День проклятий и день надежд | страница 22



Одного-единственного дня достаточно человеку, желающему понять, что такое мусульманская школа. Ни один луч не коснулся ни нашего сердца, ни нашего разума. Тьма. Постоянная тьма. Она была во всем. И в словах, непонятных нам, и в системе, которую устанавливал учитель. Она зиждилась на слепом, рабском повиновении, беспрекословности, фанатизме. Делай то, что тебе говорят, повторяй то, что произносят, верь, во что верует другой.

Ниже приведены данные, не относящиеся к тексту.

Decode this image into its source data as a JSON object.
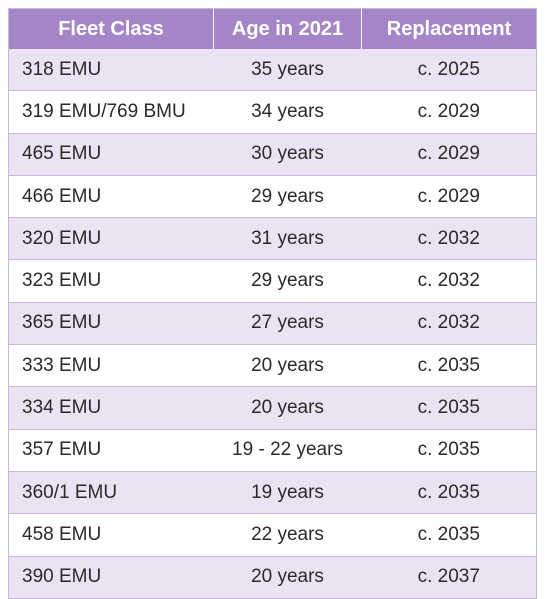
{
  "table": {
    "headers": [
      "Fleet Class",
      "Age in 2021",
      "Replacement"
    ],
    "rows": [
      [
        "318 EMU",
        "35 years",
        "c. 2025"
      ],
      [
        "319 EMU/769 BMU",
        "34 years",
        "c. 2029"
      ],
      [
        "465 EMU",
        "30 years",
        "c. 2029"
      ],
      [
        "466 EMU",
        "29 years",
        "c. 2029"
      ],
      [
        "320 EMU",
        "31 years",
        "c. 2032"
      ],
      [
        "323 EMU",
        "29 years",
        "c. 2032"
      ],
      [
        "365 EMU",
        "27 years",
        "c. 2032"
      ],
      [
        "333 EMU",
        "20 years",
        "c. 2035"
      ],
      [
        "334 EMU",
        "20 years",
        "c. 2035"
      ],
      [
        "357 EMU",
        "19 - 22 years",
        "c. 2035"
      ],
      [
        "360/1 EMU",
        "19 years",
        "c. 2035"
      ],
      [
        "458 EMU",
        "22 years",
        "c. 2035"
      ],
      [
        "390 EMU",
        "20 years",
        "c. 2037"
      ]
    ]
  },
  "colors": {
    "header_bg": "#a486c8",
    "row_alt_bg": "#ebe3f3",
    "border": "#c9b8dc"
  }
}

Авторитетом, поводырем, диктатором являлся учитель — мулла Миртажанг. Его так назвали ученики за вспыльчивость и злость. Само имя говорило об отношении воспитанников к своему воспитателю. Услышав прозвище, я сразу же почувствовал страх. Страх перед чем-то неотвратимым, необъяснимым. Существовал человек, поступки которого определялись неведомыми мне побуждениями, и во власть этого человека я отдан, десятилетний мальчишка.

Первое желание — быть незамеченным, невидимым. Спрятать себя за спинами других. Еще не попав на глаза мулле Миртажангу, я испытываю их магическую силу и их пепелящий огонь. А огня в самом деле нет. Он мерещится нам. Мерещится с того дня, как мы переступаем порог мечети и становимся учениками.

Мне не удалось остаться незамеченным, ведь я был новичок и к тому же невелик возрастом и ростом. Ибрагим-халфа, помощник домуллы, посадил меня в одном из ближних к учителю рядов. И я увидел немолодого, сухого и нервного человека. Какое у домуллы было лицо, я уже не помню, но беленькая жиденькая бородка запечатлелась в памяти навсегда. До того жиденькая, что можно было сосчитать волоски до одного. Эту свою бородку мулла Миртажанг поглаживал почти постоянно, и по тому, как он поглаживал, мы узнавали настроение учителя. То рука двигалась медленно, раздумчиво — Миртажанг к чему-то готовился, чего-то ждал; то останавливалась — он принимал решение или прислушивался к звукам в задних рядах, и тогда мы замирали. Волнение муллы передавалось быстрыми нервными скольжениями пальцев сверху вниз — назревала гроза. Самым опасным для нас были рывки: рука то двигалась, то замирала, то снова двигалась. Миртажанг терял в такие мгновения контроль над своими чувствами, и они бушевали ураганом. При истязании учеников мулла держал бородку обеими руками и мял ее.

И это все. Наверное, он был обыкновенным человеком, к тому же бедным человеком, таким, как Хикматой-отин. Правду говорил отец — мулла сыт не оттого, что грамотен, — его кормят люди, и для того, чтобы заставить их делать это, он должен постоянно тянуть, вынуждать, угрожать, мучить, обманывать. Ремесло нахлебника сделало муллу Миртажанга алчным, бесстыдным, злым. Сделало нашим мучителем.